Abstract

Background and Aims:A decreased lumbosacral subarachnoid space volume is a major factor in cephalad intrathecal spread of local anesthetic in term parturients due to compressive effect of the gravid uterus. The aim of this study was to assess the relationship of symphysiofundal height (SFH) and abdominal girth (AG) with the incidence of hypotension and the highest level of sensory blockade.Settings and Design:This study was a prospective observational study.Materials and Methods:Ninety parturients under the American Society of Anesthesiologists physical status class II within the age range of 20–30 years, weighing between 60 and 65 kg, and height between 150 and 155 cm were studied, and the SFH and AG of all parturients had been measured just before spinal anesthesia.
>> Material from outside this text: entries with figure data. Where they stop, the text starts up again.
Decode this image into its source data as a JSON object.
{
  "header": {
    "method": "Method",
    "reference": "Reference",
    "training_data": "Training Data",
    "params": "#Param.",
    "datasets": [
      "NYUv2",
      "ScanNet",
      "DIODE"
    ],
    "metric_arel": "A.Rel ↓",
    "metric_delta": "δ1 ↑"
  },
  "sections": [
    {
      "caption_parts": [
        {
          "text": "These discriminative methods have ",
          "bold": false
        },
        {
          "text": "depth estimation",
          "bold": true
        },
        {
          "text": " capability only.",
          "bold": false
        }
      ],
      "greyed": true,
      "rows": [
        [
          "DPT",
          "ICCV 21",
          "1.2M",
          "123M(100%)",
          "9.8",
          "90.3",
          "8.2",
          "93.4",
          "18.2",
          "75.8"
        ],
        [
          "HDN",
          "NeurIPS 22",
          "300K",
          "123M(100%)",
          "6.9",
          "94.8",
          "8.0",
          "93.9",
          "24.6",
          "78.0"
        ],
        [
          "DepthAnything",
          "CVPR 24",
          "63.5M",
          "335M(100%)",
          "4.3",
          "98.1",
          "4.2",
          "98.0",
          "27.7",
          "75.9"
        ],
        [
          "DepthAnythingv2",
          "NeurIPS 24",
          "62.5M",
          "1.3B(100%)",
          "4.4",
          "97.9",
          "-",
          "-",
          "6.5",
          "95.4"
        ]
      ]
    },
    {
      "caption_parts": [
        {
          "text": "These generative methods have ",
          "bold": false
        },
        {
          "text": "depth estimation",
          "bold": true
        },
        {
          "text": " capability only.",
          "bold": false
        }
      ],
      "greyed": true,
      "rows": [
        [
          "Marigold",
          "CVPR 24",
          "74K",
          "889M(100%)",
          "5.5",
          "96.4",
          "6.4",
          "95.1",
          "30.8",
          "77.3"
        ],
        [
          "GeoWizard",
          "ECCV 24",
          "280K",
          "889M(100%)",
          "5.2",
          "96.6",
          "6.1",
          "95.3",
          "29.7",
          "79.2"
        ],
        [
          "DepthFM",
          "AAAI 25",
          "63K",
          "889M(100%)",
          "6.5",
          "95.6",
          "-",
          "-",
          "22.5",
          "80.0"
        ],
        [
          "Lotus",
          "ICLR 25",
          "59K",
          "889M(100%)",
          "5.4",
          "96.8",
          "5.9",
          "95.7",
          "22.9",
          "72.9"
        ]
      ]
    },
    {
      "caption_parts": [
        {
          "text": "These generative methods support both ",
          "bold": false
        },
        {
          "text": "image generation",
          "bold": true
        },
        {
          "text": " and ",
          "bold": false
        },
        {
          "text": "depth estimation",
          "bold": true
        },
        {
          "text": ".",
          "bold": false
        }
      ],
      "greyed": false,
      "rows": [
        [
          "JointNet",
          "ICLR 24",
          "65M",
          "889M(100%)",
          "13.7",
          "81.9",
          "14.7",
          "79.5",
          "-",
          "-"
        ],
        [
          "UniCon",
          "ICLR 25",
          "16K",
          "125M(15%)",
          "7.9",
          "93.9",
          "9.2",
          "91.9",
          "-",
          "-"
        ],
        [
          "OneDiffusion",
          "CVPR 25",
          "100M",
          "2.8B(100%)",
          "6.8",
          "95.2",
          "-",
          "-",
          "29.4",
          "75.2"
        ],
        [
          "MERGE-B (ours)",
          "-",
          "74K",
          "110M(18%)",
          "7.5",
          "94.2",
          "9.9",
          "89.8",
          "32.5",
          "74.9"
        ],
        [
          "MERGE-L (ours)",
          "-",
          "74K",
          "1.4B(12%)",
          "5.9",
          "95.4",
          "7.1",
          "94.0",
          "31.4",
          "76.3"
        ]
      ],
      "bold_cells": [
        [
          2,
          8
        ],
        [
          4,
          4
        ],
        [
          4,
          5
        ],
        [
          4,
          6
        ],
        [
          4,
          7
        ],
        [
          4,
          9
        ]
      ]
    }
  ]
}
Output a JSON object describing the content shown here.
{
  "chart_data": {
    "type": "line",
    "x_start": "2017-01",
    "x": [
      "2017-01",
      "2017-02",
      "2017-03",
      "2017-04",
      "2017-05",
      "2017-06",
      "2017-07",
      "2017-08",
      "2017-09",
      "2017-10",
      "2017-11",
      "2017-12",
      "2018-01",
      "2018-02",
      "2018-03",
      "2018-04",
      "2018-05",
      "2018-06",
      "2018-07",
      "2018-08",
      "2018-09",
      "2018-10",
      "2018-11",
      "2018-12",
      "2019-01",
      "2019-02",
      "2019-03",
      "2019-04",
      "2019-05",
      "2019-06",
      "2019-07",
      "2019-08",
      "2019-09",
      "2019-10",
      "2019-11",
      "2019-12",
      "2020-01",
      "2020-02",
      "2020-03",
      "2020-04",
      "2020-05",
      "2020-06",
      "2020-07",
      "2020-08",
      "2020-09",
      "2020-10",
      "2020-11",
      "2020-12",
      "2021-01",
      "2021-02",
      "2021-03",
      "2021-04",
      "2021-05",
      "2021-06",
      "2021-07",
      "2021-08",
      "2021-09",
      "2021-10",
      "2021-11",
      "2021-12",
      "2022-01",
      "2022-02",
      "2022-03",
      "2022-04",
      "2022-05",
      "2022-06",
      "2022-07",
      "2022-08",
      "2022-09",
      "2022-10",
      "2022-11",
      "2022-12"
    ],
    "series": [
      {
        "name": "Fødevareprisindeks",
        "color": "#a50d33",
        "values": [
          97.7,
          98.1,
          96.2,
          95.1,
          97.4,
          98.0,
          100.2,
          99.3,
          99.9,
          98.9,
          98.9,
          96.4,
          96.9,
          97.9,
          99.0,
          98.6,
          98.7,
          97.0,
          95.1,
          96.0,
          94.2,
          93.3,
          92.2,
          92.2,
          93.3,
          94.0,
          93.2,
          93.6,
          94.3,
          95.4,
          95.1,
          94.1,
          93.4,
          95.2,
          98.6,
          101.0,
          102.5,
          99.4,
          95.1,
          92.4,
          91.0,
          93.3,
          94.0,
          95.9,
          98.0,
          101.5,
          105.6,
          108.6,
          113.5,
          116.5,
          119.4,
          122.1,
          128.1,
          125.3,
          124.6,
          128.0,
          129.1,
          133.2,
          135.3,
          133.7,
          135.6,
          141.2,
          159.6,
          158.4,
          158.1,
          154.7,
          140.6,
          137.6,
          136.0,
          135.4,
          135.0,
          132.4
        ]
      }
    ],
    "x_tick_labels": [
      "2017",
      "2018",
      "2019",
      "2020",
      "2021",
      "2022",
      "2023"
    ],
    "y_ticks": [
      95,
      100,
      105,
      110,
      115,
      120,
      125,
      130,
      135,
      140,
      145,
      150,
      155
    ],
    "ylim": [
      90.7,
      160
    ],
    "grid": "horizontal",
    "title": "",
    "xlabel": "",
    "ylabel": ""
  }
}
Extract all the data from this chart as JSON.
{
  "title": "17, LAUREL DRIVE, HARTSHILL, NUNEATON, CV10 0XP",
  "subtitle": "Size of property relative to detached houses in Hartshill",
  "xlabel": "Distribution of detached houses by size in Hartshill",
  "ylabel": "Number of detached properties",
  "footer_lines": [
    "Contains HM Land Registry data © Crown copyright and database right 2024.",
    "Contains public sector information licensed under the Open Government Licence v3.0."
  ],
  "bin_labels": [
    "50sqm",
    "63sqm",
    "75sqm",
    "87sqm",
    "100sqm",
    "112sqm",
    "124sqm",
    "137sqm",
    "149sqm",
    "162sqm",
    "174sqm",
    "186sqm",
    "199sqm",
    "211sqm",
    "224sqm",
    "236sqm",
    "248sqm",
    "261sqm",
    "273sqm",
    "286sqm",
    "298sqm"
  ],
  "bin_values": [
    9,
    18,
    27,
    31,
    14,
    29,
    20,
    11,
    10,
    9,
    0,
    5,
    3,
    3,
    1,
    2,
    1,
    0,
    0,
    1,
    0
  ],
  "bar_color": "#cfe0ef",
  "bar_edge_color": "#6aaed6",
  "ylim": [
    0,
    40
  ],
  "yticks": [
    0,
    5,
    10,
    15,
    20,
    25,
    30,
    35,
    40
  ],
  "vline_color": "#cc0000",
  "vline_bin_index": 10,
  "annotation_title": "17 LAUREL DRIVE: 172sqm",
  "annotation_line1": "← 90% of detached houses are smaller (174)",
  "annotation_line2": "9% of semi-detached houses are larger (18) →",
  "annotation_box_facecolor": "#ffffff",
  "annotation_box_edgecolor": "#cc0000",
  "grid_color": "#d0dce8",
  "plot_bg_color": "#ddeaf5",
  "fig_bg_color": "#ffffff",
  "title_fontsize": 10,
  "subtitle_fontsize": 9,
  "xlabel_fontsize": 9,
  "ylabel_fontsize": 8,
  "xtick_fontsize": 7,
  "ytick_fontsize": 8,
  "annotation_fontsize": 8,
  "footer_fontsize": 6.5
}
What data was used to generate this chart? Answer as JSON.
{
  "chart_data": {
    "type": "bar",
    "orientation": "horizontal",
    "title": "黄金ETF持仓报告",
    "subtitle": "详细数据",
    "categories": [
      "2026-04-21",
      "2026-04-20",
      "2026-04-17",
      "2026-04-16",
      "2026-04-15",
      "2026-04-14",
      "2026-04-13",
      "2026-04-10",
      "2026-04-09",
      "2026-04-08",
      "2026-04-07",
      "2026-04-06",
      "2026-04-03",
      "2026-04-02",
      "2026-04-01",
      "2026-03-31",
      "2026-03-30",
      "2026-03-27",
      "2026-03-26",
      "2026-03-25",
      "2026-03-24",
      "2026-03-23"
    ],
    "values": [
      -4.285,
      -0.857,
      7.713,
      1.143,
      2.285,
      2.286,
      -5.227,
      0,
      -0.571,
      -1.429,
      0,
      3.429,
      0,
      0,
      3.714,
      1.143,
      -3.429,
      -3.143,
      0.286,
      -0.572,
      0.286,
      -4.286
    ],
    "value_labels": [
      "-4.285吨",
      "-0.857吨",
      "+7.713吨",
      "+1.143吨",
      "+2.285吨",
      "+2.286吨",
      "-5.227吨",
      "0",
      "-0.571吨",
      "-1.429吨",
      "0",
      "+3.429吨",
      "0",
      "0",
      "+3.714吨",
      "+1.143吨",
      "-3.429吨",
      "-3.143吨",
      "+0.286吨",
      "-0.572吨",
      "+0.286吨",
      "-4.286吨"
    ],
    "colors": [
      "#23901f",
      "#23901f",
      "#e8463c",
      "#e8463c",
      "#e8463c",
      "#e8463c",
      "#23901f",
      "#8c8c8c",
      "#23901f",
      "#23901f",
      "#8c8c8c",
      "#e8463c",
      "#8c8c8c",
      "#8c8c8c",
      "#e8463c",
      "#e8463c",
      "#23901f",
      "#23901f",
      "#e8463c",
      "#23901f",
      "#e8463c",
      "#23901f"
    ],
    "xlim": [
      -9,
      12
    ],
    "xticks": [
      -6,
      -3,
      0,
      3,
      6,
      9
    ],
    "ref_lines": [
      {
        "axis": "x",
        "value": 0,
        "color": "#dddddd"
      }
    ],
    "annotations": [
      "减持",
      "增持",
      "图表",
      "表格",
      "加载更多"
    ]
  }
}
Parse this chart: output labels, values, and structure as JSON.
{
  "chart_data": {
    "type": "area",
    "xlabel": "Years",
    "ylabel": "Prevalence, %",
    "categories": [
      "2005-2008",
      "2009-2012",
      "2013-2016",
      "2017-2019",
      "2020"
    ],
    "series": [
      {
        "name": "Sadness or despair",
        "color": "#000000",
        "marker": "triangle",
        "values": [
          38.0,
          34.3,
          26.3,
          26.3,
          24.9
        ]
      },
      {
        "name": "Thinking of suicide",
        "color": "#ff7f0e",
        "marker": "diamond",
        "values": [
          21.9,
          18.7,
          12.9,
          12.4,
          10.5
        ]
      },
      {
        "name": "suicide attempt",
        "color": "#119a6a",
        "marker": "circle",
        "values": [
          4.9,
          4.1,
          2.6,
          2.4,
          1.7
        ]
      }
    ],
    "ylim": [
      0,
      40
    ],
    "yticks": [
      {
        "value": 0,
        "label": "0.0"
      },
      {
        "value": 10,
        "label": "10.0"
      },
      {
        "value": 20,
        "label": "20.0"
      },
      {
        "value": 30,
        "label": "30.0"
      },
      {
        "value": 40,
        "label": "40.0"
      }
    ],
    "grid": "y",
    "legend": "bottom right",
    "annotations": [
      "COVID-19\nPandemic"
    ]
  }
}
Hyperbaric bupivacaine 9 mg with 12.5 μg intrathecal fentanyl was administered for subarachnoid block. The incidence of hypotension and the highest level of sensory block were assessed.Statistical Analysis:Correlation analysis (Spearman's rank test) was applied to analyze the data, and P < 0.05 was considered to be statistically significant.Results:The incidence of hypotension was higher with increasing SFH (16.9% with SFH of 30–35 cm, 78.37% with SFH of 36–40 cm; correlation coefficient ρ =0.338) and with increasing AG (5.3% with AG between 85 and 89 cm, 35.7% with AG 90–94 cm, 62.8% with AG 95–99 cm; ρ =0.341), and both were statistically significant (P < 0.001). There was a statistically significant correlation between increasing SFH and maximum sensory block achieved (ρ =0.157, P < 0.001). There was increased level of sensory blockade with increased AG but was not statistically significant (ρ =0.011, P = 0.32).Conclusion:In term parturients undergoing cesarean section under spinal anesthesia, the SFH has a significant positive correlation with the incidence of hypotension and ascent of spinal anesthesia. AG also has a positive correlation with the incidence of hypotension but is not significant with the ascent of spinal anesthesia.